Still, while invitational results are used to tabulate midseason national rankings, winning isn’t always the top priority.
“In the early invitationals, we don’t necessarily want to go flat out — we try to save ourselves a little bit,” said Boyd, whose team will compete in London, Guelph and Montreal in the coming weeks.
“They’re for conditioning, as a kind of measurement to where we are relative to other teams.”
Unlike other sports, where playing surfaces are generally uniform, no cross-country course is the same, presenting runners with unique sets of challenges.
Trails and golf courses are popular sites for OUA races. To conquer Fort Henry, the Gaels may have to channel their inner Phil Mickelson.
In July, the American golfer won the British Open, a major golf championship traditionally held on Scottish links-style courses. With few trees and a surface that changes subtly and suddenly, Fort Henry is similar to a links course — and can be just as daunting to runners.
“It doesn’t look as challenging as it is, but once you get moving on it, there are little hills and corners constantly that break your rhythm all the time,” Boyd said, noting that changes in slope can cause runners to reach their maximum heart rate several times in a matter of minutes.
“It just takes a lot of nerve and emotional control to keep your eye on the ball in those conditions and realize that everyone else is hurting.”
The Fort Henry race will be run in a series of two-kilometre loops — four sets for the men, three for the women. That’s a touch longer than previous women’s courses, extended from five kilometres to six this season.
Second-year runner Julie-Anne Staehli doesn’t believe the added wrinkle will significantly affect her time or strategy, which stands in line with her coach’s racing mantra.
“When I head out, I usually like to go pretty hard off the start line — get into a good position before it narrows off into the pack,” she said, emphasizing the importance of saving a final burst for the end.

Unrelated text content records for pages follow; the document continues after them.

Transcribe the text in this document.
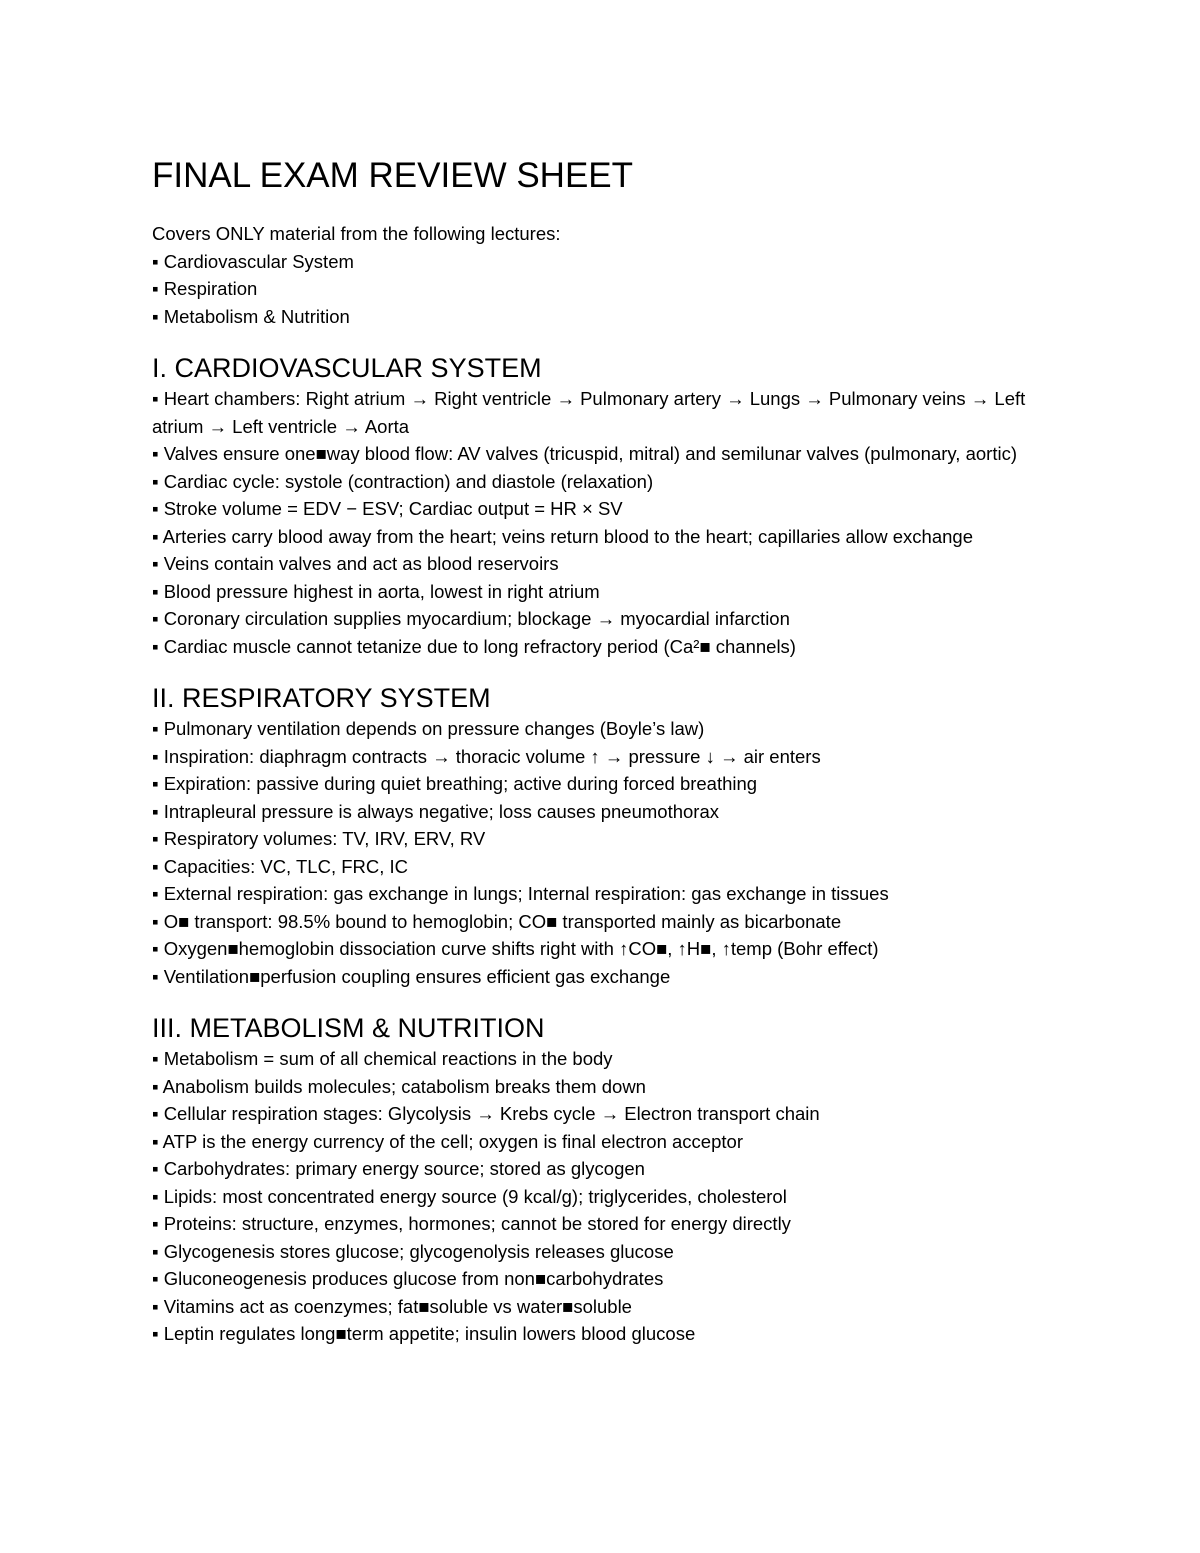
FINAL EXAM REVIEW SHEET

Covers ONLY material from the following lectures:

▪ Cardiovascular System

▪ Respiration

▪ Metabolism & Nutrition

I. CARDIOVASCULAR SYSTEM

▪ Heart chambers: Right atrium → Right ventricle → Pulmonary artery → Lungs → Pulmonary veins → Left atrium → Left ventricle → Aorta

▪ Valves ensure one■way blood flow: AV valves (tricuspid, mitral) and semilunar valves (pulmonary, aortic)

▪ Cardiac cycle: systole (contraction) and diastole (relaxation)

▪ Stroke volume = EDV − ESV; Cardiac output = HR × SV

▪ Arteries carry blood away from the heart; veins return blood to the heart; capillaries allow exchange

▪ Veins contain valves and act as blood reservoirs

▪ Blood pressure highest in aorta, lowest in right atrium

▪ Coronary circulation supplies myocardium; blockage → myocardial infarction

▪ Cardiac muscle cannot tetanize due to long refractory period (Ca²■ channels)

II. RESPIRATORY SYSTEM

▪ Pulmonary ventilation depends on pressure changes (Boyle’s law)

▪ Inspiration: diaphragm contracts → thoracic volume ↑ → pressure ↓ → air enters

▪ Expiration: passive during quiet breathing; active during forced breathing

▪ Intrapleural pressure is always negative; loss causes pneumothorax

▪ Respiratory volumes: TV, IRV, ERV, RV

▪ Capacities: VC, TLC, FRC, IC

▪ External respiration: gas exchange in lungs; Internal respiration: gas exchange in tissues

▪ O■ transport: 98.5% bound to hemoglobin; CO■ transported mainly as bicarbonate

▪ Oxygen■hemoglobin dissociation curve shifts right with ↑CO■, ↑H■, ↑temp (Bohr effect)

▪ Ventilation■perfusion coupling ensures efficient gas exchange

III. METABOLISM & NUTRITION

▪ Metabolism = sum of all chemical reactions in the body

▪ Anabolism builds molecules; catabolism breaks them down

▪ Cellular respiration stages: Glycolysis → Krebs cycle → Electron transport chain

▪ ATP is the energy currency of the cell; oxygen is final electron acceptor

▪ Carbohydrates: primary energy source; stored as glycogen

▪ Lipids: most concentrated energy source (9 kcal/g); triglycerides, cholesterol

▪ Proteins: structure, enzymes, hormones; cannot be stored for energy directly

▪ Glycogenesis stores glucose; glycogenolysis releases glucose

▪ Gluconeogenesis produces glucose from non■carbohydrates

▪ Vitamins act as coenzymes; fat■soluble vs water■soluble

▪ Leptin regulates long■term appetite; insulin lowers blood glucose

Staehli placed third in her initial Queen’s Invitational last fall, eventually finishing sixth at the OUA championships and cracking the All-Canadian roster.
She’ll lead a youthful crop of Gaels women at Fort Henry and throughout the fall season. Improving on a 14th-place finish at nationals is a top priority, she said, but capitalizing on depth throughout the lineup will be key to any success.
“I think we have a really exciting year coming — we have a lot of newcomers and rookies,” Staehli said. “You’re always striving for a personal best, but it’s definitely a team sport as well.”